'NCD,' 'ADR,' 'IPO' and Others Spell the Future for Indian Firms

In January, signs that funds might soon begin to flow again for corporate India showed up when Tata Capital went to the market to raise $100 million by issuing a non-convertible debenture (NCD) with an interest rate of 12%. (NCDs are basically unsecured loans with high interest rates. Unlike convertible debentures, they cannot be converted into company stock.) It was six times oversubscribed.

Since then, companies have begun employing what seems like an alphabet soup of fundraising tools, including American and global depository receipts (ADRs and GDRs), foreign currency convertible debentures (FCCBs) and qualified institutional placements (QIPs).

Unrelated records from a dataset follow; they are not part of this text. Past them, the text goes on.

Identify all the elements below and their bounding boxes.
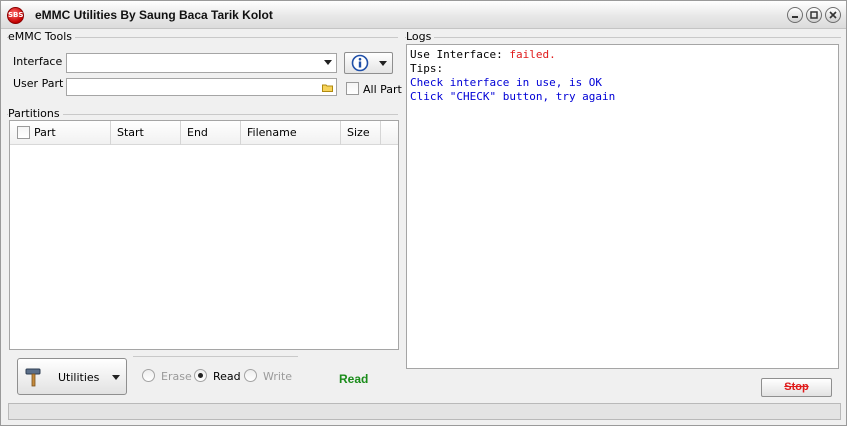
close-button[interactable]: [825, 7, 841, 23]
stop-button[interactable]: Stop: [761, 378, 832, 397]
all-part-checkbox[interactable]: [346, 82, 359, 95]
read-radio-label: Read: [213, 370, 241, 383]
chevron-down-icon: [112, 375, 120, 380]
title-bar[interactable]: SBS eMMC Utilities By Saung Baca Tarik K…: [1, 1, 846, 29]
column-header-label: Part: [34, 126, 56, 139]
chevron-down-icon: [324, 60, 332, 65]
logs-divider: [405, 37, 841, 38]
write-radio-label: Write: [263, 370, 293, 383]
info-icon: [351, 54, 369, 72]
write-radio[interactable]: [244, 369, 257, 382]
mode-divider: [133, 356, 298, 357]
maximize-button[interactable]: [806, 7, 822, 23]
read-radio[interactable]: [194, 369, 207, 382]
erase-radio-label: Erase: [161, 370, 192, 383]
app-logo-icon: SBS: [7, 7, 24, 24]
log-line: Click "CHECK" button, try again: [410, 90, 616, 103]
log-line: Check interface in use, is OK: [410, 76, 603, 89]
folder-icon[interactable]: [322, 83, 333, 92]
chevron-down-icon: [379, 61, 387, 66]
select-all-checkbox[interactable]: [17, 126, 30, 139]
log-line: Tips:: [410, 62, 444, 75]
log-text: Use Interface:: [410, 48, 510, 61]
column-header-filename[interactable]: Filename: [241, 121, 341, 145]
maximize-icon: [810, 11, 818, 19]
log-line: Use Interface: failed.: [410, 48, 838, 62]
partitions-label: Partitions: [8, 107, 63, 120]
minimize-icon: [792, 16, 798, 18]
interface-select[interactable]: [66, 53, 337, 73]
window-title: eMMC Utilities By Saung Baca Tarik Kolot: [35, 8, 273, 22]
hammer-icon: [25, 368, 41, 387]
column-header-start[interactable]: Start: [111, 121, 181, 145]
minimize-button[interactable]: [787, 7, 803, 23]
column-header-part[interactable]: Part: [10, 121, 111, 145]
interface-label: Interface: [13, 55, 63, 68]
partitions-divider: [7, 114, 398, 115]
partitions-table-header: Part Start End Filename Size: [10, 121, 398, 145]
emmc-tools-label: eMMC Tools: [8, 30, 76, 43]
user-part-label: User Part: [13, 77, 64, 90]
app-window: SBS eMMC Utilities By Saung Baca Tarik K…: [0, 0, 847, 426]
all-part-label: All Part: [363, 83, 402, 96]
close-icon: [829, 11, 837, 19]
log-error-text: failed.: [509, 48, 556, 61]
info-dropdown-button[interactable]: [344, 52, 393, 74]
operation-status: Read: [339, 372, 369, 386]
erase-radio[interactable]: [142, 369, 155, 382]
column-header-size[interactable]: Size: [341, 121, 381, 145]
partitions-table[interactable]: Part Start End Filename Size: [9, 120, 399, 350]
utilities-label: Utilities: [58, 371, 100, 384]
logs-label: Logs: [406, 30, 435, 43]
user-part-field[interactable]: [66, 78, 337, 96]
column-header-end[interactable]: End: [181, 121, 241, 145]
status-bar: [8, 403, 841, 420]
log-output[interactable]: Use Interface: failed. Tips: Check inter…: [406, 44, 839, 369]
utilities-button[interactable]: Utilities: [17, 358, 127, 395]
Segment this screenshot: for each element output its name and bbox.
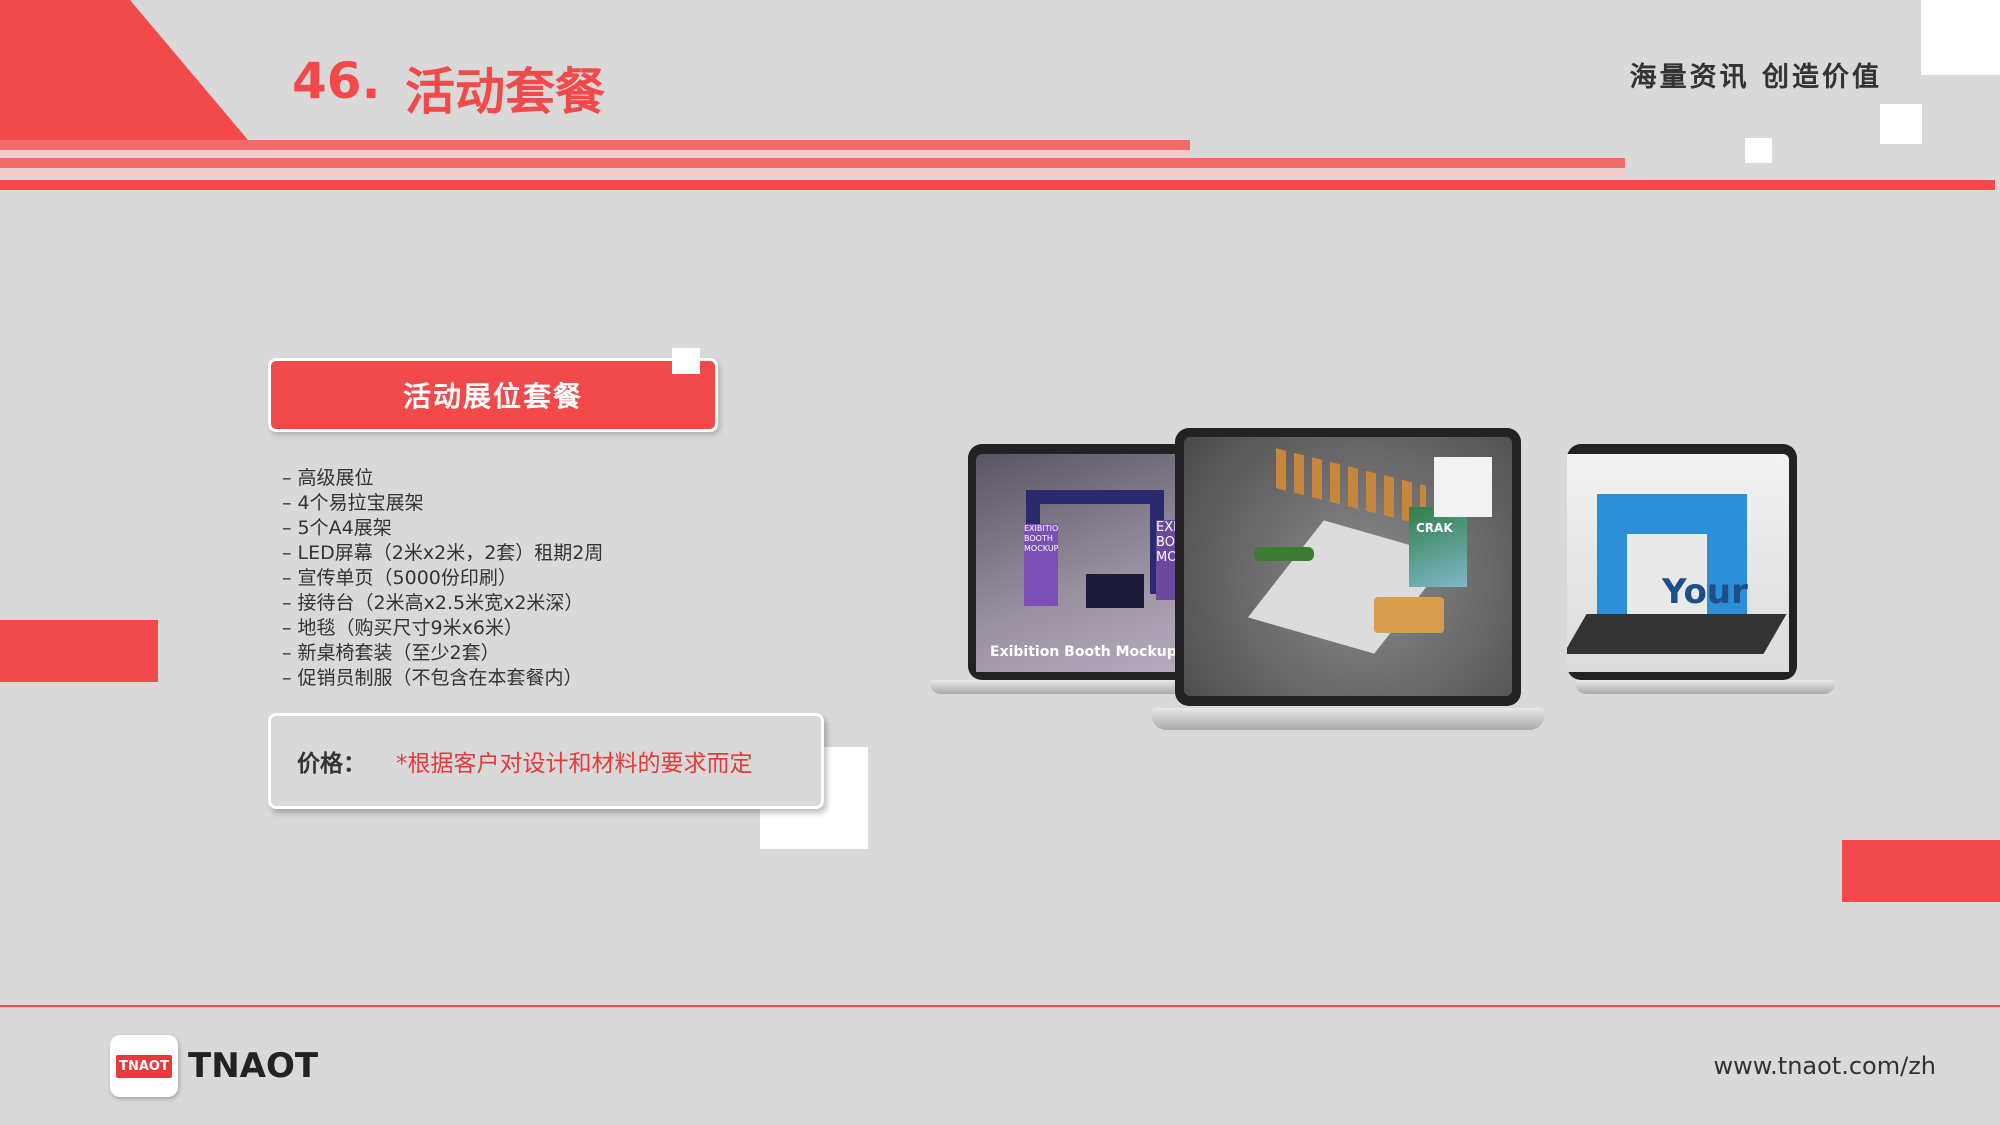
package-title-button[interactable]: 活动展位套餐 bbox=[268, 358, 718, 432]
feature-item: 4个易拉宝展架 bbox=[282, 491, 603, 516]
white-square-mid-right bbox=[1880, 104, 1922, 144]
slide-title: 活动套餐 bbox=[405, 63, 605, 121]
price-label: 价格： bbox=[297, 751, 366, 777]
feature-item: 地毯（购买尺寸9米x6米） bbox=[282, 616, 603, 641]
price-box: 价格： *根据客户对设计和材料的要求而定 bbox=[268, 713, 824, 809]
feature-list: 高级展位 4个易拉宝展架 5个A4展架 LED屏幕（2米x2米，2套）租期2周 … bbox=[282, 466, 604, 691]
stripe-3 bbox=[0, 180, 1995, 190]
booth-poster: EXIBITION BOOTH MOCKUP bbox=[1024, 524, 1058, 606]
website-url[interactable]: www.tnaot.com/zh bbox=[1713, 1052, 1936, 1080]
hedge-left bbox=[1254, 547, 1314, 561]
center-laptop-screen: CRAK bbox=[1175, 428, 1521, 706]
booth-counter bbox=[1086, 574, 1144, 608]
laptop-mockups: EXIBITION BOOTH MOCKUP EXIB BOO MOC Exib… bbox=[930, 428, 1835, 758]
white-square-small bbox=[1745, 138, 1772, 163]
right-booth-text: Your bbox=[1662, 572, 1748, 612]
price-note: *根据客户对设计和材料的要求而定 bbox=[396, 751, 753, 777]
white-tower bbox=[1434, 457, 1492, 517]
left-screen-image: EXIBITION BOOTH MOCKUP EXIB BOO MOC Exib… bbox=[976, 454, 1198, 672]
center-brand-text: CRAK bbox=[1416, 521, 1453, 535]
logo-badge: TNAOT bbox=[116, 1054, 172, 1078]
slide-number: 46. bbox=[292, 52, 381, 110]
center-screen-image: CRAK bbox=[1184, 437, 1512, 696]
feature-item: 接待台（2米高x2.5米宽x2米深） bbox=[282, 591, 603, 616]
feature-item: 5个A4展架 bbox=[282, 516, 603, 541]
right-screen-image: Your bbox=[1567, 454, 1789, 672]
logo-wordmark: TNAOT bbox=[188, 1046, 319, 1086]
feature-item: 促销员制服（不包含在本套餐内） bbox=[282, 666, 603, 691]
tnaot-logo-icon[interactable]: TNAOT bbox=[110, 1035, 178, 1097]
booth-floor bbox=[1567, 614, 1787, 654]
left-red-block bbox=[0, 620, 158, 682]
button-corner-square bbox=[672, 348, 700, 374]
wooden-pergola bbox=[1276, 448, 1426, 526]
green-wall bbox=[1409, 507, 1467, 587]
feature-item: 高级展位 bbox=[282, 466, 603, 491]
corner-red-triangle bbox=[0, 0, 248, 140]
reception-counter bbox=[1374, 597, 1444, 633]
stripe-1 bbox=[0, 140, 1190, 150]
left-laptop-screen: EXIBITION BOOTH MOCKUP EXIB BOO MOC Exib… bbox=[968, 444, 1198, 680]
white-square-top-right bbox=[1921, 0, 2000, 75]
right-laptop-screen: Your bbox=[1567, 444, 1797, 680]
left-screen-caption: Exibition Booth Mockup bbox=[990, 644, 1177, 660]
feature-item: LED屏幕（2米x2米，2套）租期2周 bbox=[282, 541, 604, 566]
right-red-block bbox=[1842, 840, 2000, 902]
tagline: 海量资讯 创造价值 bbox=[1629, 62, 1882, 93]
stripe-white-2 bbox=[0, 170, 1625, 176]
right-laptop-base bbox=[1575, 680, 1835, 694]
feature-item: 新桌椅套装（至少2套） bbox=[282, 641, 603, 666]
stripe-2 bbox=[0, 158, 1625, 168]
left-laptop-base bbox=[930, 680, 1190, 694]
footer-divider bbox=[0, 1005, 2000, 1007]
feature-item: 宣传单页（5000份印刷） bbox=[282, 566, 603, 591]
center-laptop-base bbox=[1152, 708, 1544, 730]
stripe-white-1 bbox=[0, 150, 1190, 156]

Even initial public offerings (IPOs), which many thought would never fly in the current economic environment, have reappeared. The market seems to be responding: In late June, timeshare company Mahindra Holidays and Resorts became the first IPO to be listed on the Indian bourses since July 2008. The IPO was eventually oversubscribed 9.8 times.

Despite optimistic signs in the fundraising environment, a looming tsunami threatens to drown any momentum: The Union Budget has projected a deficit of 6.8% of GDP in fiscal 2009-10. To finance this, the government will borrow around $80 billion from the market. "The government borrowing will put upward pressure on the interest rate," says Rajiv Kumar, director and chief executive of the Delhi-based Indian Council for Research on International Economic Relations. This could squeeze out the private sector.

Finance minister Pranab Mukherjee, however, is not worried. "The government borrowing will be managed in such a manner that there is no starving of the private sector," he told the media shortly after the budget was announced.